Hans-Adolf Graebert: "Angeblich waren wir Werwölfe." - sowjetisches Speziallager
Ja, und ich persönlich,
also, ich wurde am 1. November,
1. November 1945... Im September / Oktober waren die Verhaftungen plötzlich von Jugendlichen.
Eine große Anzahl von Jugendlichen wurde...
Angeblich waren wir alle "Werwölfe".
Das heißt, wir wären eine Partisanenbewegung und würden Brücken sprengen wollen
und die russischen Munitionslager vielleicht anzünden.
Aber auch Deutsche ermorden,
die mit der Besatzungsmacht zusammenarbeiten.
Und das konnte ich ja gar nicht!
Ich hab ja... mein Vater hat ja mit der Besatzungsmacht...
Wie hätte - das hab ich da geschrieben – wie hätte ich mich gegenüber meinem Vater
verhalten müssen?
Mein Vater hat die weiße Fahne gehisst.
Wenn ich jetzt ein "Werwolf" wirklich gewesen wäre...
Ich hab von dem "Werwolf" nie etwas erfahren!
Weil ich damals mich für Politik überhaupt nicht interessiert habe.
Deshalb fange ich da auch an: meine drei Themen waren Feuerwehr, Fußball und Schwimmen.
Wir waren damals nicht so weit wie heute die Jugend, da fing es natürlich auch an
mit dem ersten Mädchen, eine Klassenkameradin. Das fing dann ein bisschen an, usw.
Aber Politik... wusste ich gar nichts.
Also ich hatte das Wort "Werwolf" nie gehört.
Und als ich das geschrieben habe, da habe ich erst später gemerkt,
dass "Werwolf" ja ohne „h“ geschrieben wird.

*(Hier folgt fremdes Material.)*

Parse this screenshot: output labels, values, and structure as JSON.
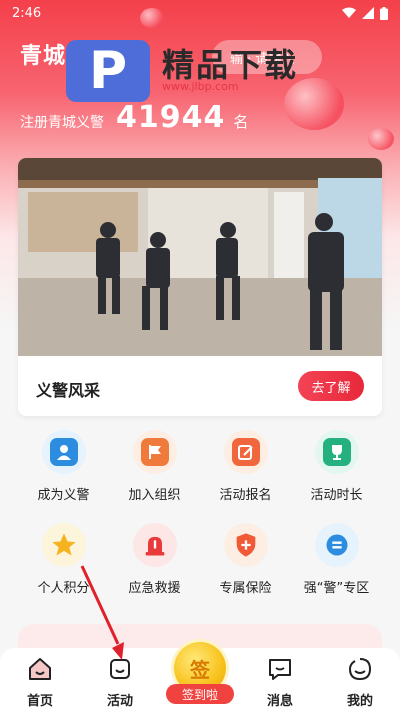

Ich dachte: „sich wehren“ - „Wehrwolf“.
Sich wehren.
Ich wusste nicht mal, wie das geschrieben wird.
Die Ziele kannte ich nicht.
Erst nach meiner Entlassung habe ich erfahren,
dass zum Beispiel der Bürgermeister von Aachen -
das liegt nun ganz weit weg -
der ist vom "Werwolf" erschossen worden,
weil er mit den Amis zusammengearbeitet hat.
Also wie gesagt, ich hatte damit gar keine...
Und wie man darauf kam, dass ich "Werwolf" sein sollte,
ist mir ein Rätsel geblieben.
Weiß ich nicht, wie sie da gerade auf mich kamen.
Na gut, das haben sie jedenfalls gemacht.
Da wurde ich am 1. November 1945 verhaftet,
verhört.
Nur nachts waren die Verhöre.
Hier im Schloss Wurzen.
Und dann am 5. November fuhr ein Lkw,
sowjetischer Chauffeur und sowjetische Bewachung,
von Wurzen nach Mühlberg.
Und da kamen noch ungefähr zwölf andere Jugendliche...
Ich war in Einzelhaft, ich habe die vier Tage,
vom 1. November verhaftet,
am 5. November wurden wir dann nach Mühlberg gefahren.
So, und dort blieb ich nun fast drei Jahre.
Vom 5. November bis zum 10. Juli 1948.